Gördüğüm rüya neydi bilmiyorum ama beni fazlasıyla etkilemişti. Açtığım suyu yüzüme vururken iyice çöktüğümü hissettim. kapıya vurulan yumrukları aldırış etmeden banyoya yöneldim.
sıcak suyun buharı daha şimdiden tenimi ısıtmıştı. Kıyafetlerimi çıkarıp banyoyu istila ettim.Saçlarıma sıcak su akarken kapının hızlıca açıldığını duydum.
Buda neydi ? Burada banyo yapılmaya bile izin verilmiyor muydu?
Ellerimi vücuduma sardım kapatmak istercesine. Ama bir kısmı hariç her yerim görünüyordu. Bu Ateşti. Ellerini koyduğu duş kabininin önünde bir kaç saniye bekledi . Açacağını düşündüm. gözlerimi yumup olduğum yere çöktüm.
çarpma sesiyle irkildim. Kimse yoktu. Ateş ne yapmaya çalışıyordu bilmiyorum ama beni korkutmaya başlamıştı.
"Çisem" Ozan bağırarak yanıma geldi.
"Bugün yürüyoruz dimi" dedi sırıtarak. Ateş birazdan evden çıkacaktı ve bizi görmesi iyi olmazdı.
Ozan'ı başımdan nasıl savacaktım bilmiyorum. "aa tabi" dedim sahte bir tebessüm attım.Okula girerken Hilal yanıma doğru koşup koluma girdi. "Naber Ozan" dedi gülümseyerek. Ozan "İyi " diyip yanımızdan uzaklaştı. Bu ikisi arasında bir sorun mu vardı.
Olsa da beni ilgilendirmezdi. Fazla irdelemeden sınıfa yöneldik. Tekin gelmemişti. Bu çocuĞun derdi neydi. Sanki on yıllık düşmanmışız gibi davranması kuşkulanmama neden olmuştu.

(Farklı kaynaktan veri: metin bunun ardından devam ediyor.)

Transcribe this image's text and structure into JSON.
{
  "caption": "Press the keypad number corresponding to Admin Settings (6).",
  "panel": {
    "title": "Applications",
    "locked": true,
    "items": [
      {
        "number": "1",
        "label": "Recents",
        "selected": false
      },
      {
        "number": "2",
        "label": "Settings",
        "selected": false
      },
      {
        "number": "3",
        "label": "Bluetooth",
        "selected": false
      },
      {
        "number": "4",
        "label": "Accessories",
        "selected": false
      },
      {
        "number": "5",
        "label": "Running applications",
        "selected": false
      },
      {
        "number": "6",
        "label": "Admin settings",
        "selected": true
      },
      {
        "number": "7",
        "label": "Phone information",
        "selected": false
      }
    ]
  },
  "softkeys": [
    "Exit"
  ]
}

Sırama geçerken Nur "oo pamuk prensesimiz gelmiş" dedi alaycı sesiyle. Yanındakilerin gülmesi utanmama neden olmuştu. "Sanada günaydın boya küpü " diyip yerime oturdum. Sınıfta kuru bir sessizlik oluşmuştu.
Kapıda duran Tekin hafif gülümseyerek sınıfa girdi. Belli ki duymuştu. Nur'un bozulduğu her halinden belliydi. Sınıftan çıkarken Tekine omuz attı. "Günaydın" dedi Tekin sıraya otururken.
ŞİMDİ OKUDUĞUN
GİRDAP
Chick-LitOnlar farklı yerlerde; kendi hayatlarının kendi hayallerinin savunmasız kahramanlarıydı. Taa ki çaresizlik çanlarını çalıncaya kadar.. "Ateş Ilgaz" ismini kendine çeken sıcaklığından alan , kapalı bir ku...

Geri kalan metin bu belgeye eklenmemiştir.